By Jason Mycoff

In an era of party polarization and congressional infighting, many wonder if Congress can get anything done. My research focuses on how diverse perspectives can potentially enhance or hinder legislative efforts.

Political scientists have done excellent work on identity diversity in Congress that has improved our understanding of how diversity increases descriptive representation, helps increase substantive representation and amplify issues that are important to under-represented constituents, provides symbolic benefits to constituents, and increases satisfaction and trust between constituents and representatives. I extend work on diversity in Congress to understand how diverse perspectives on Senate committees affect consensus through application of the “value in diversity” hypothesis.

The Value in Diversity Hypothesis

Developed by psychologists studying corporate workgroups, the value in diversity hypothesis is that diverse talents and perspectives are useful in finding novel or even groundbreaking solutions beyond what an individual can achieve. The mechanism that allows diverse groups to find better solutions than more homogenous groups is that diverse groups have the potential to include a perspective that will find the best combination of problem solving components while avoiding negative externalities among available alternatives. In other words, a more diverse group will be more likely to include an individual with the perspective or problem-solving skills to develop such a solution than a less diverse group.

Empirical support for the value in diversity hypothesis, however, is inconsistent. In contrast to the many benefits of diversity in workgroups, scholars have found that diversity can cause difficult working conditions, negatively affect communication and integration, and fail to improve (or even lead to worse) outputs.

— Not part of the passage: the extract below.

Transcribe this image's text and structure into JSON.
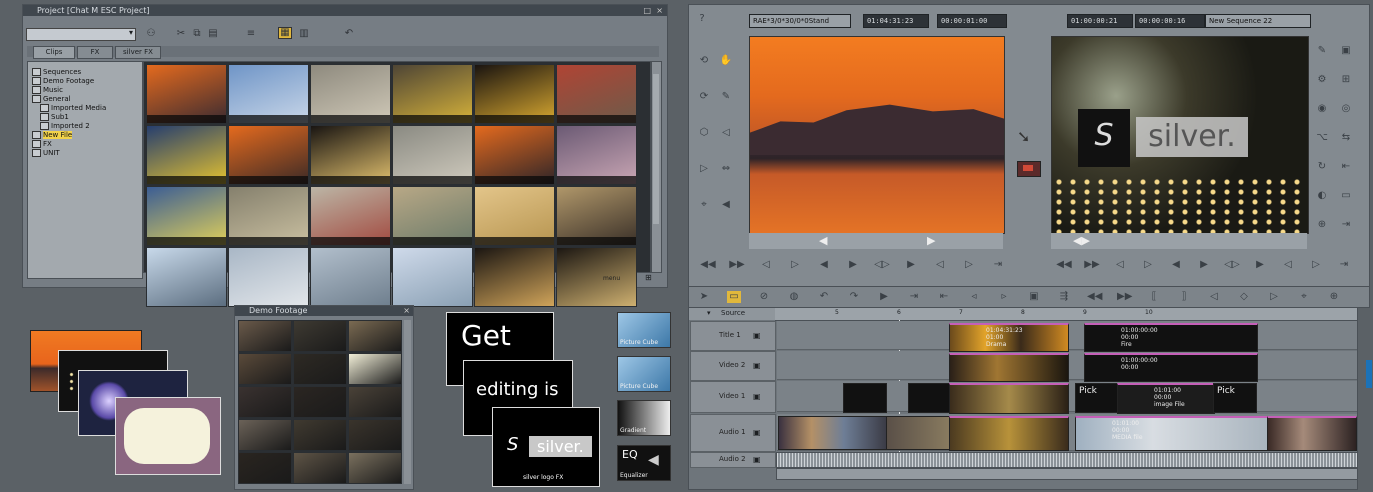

Can diverse perspectives enhance committee consensus, or do they cause division and conflict? Do different kinds of diverse perspectives result in different effects on consensus?

Like business workgroups, Senate committees work on complex tasks involving problem solving. Senate committees have varying amounts of diversity in member demographics, ideology, and professional experience that represent diverse perspectives. It stands to reason that military, law or business training might lead senators to have different approaches to problem solving and different approaches may lead to different solutions. Do different perspectives and different ideas about how to solve problems cause conflict in committees or do the different perspectives create consensus by revealing better solutions in the eyes of committee members?

One way to observe conflict and consensus is in the reports committees write about their legislative efforts. Do the reports include a dedicated section outlining minority or alternative views representing conflict? Or, is there enough consensus on the committee that such a dedicated section is not necessary?

According to the value in diversity hypothesis, Senate committees with more diverse membership may experience more conflict in the initial stages of legislative consideration due to possible clashes between different perspectives, but the value of differing perspectives should ultimately lead to more consensus.

Measuring Diverse Perspectives and Consensus

I measured diverse perspectives through seven different forms of diversity including identity (gender and race), ideological (DW Nominate score) and professional experience (bureaucratic experience, career in law, executive experience and military service). Each of these measures capture what psychologists refer to as trait diversity—stable attributes that members bring to the group and do not change during the group’s tenure. Professional experiences expose individuals to different perspectives on problem solving. Likewise, diverse identities indirectly capture life experiences that influence cognitive diversity.

I coded each senator in the 104th through 113th congresses for each measure of diversity and tested my hypotheses about diverse perspectives and committee consensus using data on all bills that originated in the Senate during the 104th through the 113th Congresses that were reported to the Senate floor with a written report. The data included 3,064 reports. Among the reports, 473, or 15.4 percent, included a section dedicated to additional or minority views.

Building Committee Consensus

Many Senate committees, over time, have featured rosters of mostly white men with law degrees. Across the landscape of committees, however, there is a good bit of variation in diversity—while some committees have been largely homogenous, other committees feature more heterogeneity, and the level of heterogeneity changes over time within individual committees. The results of my analysis supported my theory and the broader value in diversity hypothesis. Diverse perspectives measured as diversity in race, executive experience and law experience each had a negative effect on the likelihood of observing a minority views section of a committee report. A committee with a roster featuring racial diversity, or a balance of executives and non-executives, or lawyers and non-lawyers, is less likely to produce a report with a dedicated section for minority or alternative views and therefore more likely to have found consensus on a legislative solution.

The most important implication of this result is that legislatures should consider increasing diversity along many different dimensions in order to increase committee consensus, ease gridlock and mitigate the effects of party polarization. Legislators with many different perspectives, working together, can unlock solutions that create more consensus among lawmakers.

Jason Mycoff is an associate professor of political science at the University of Delaware.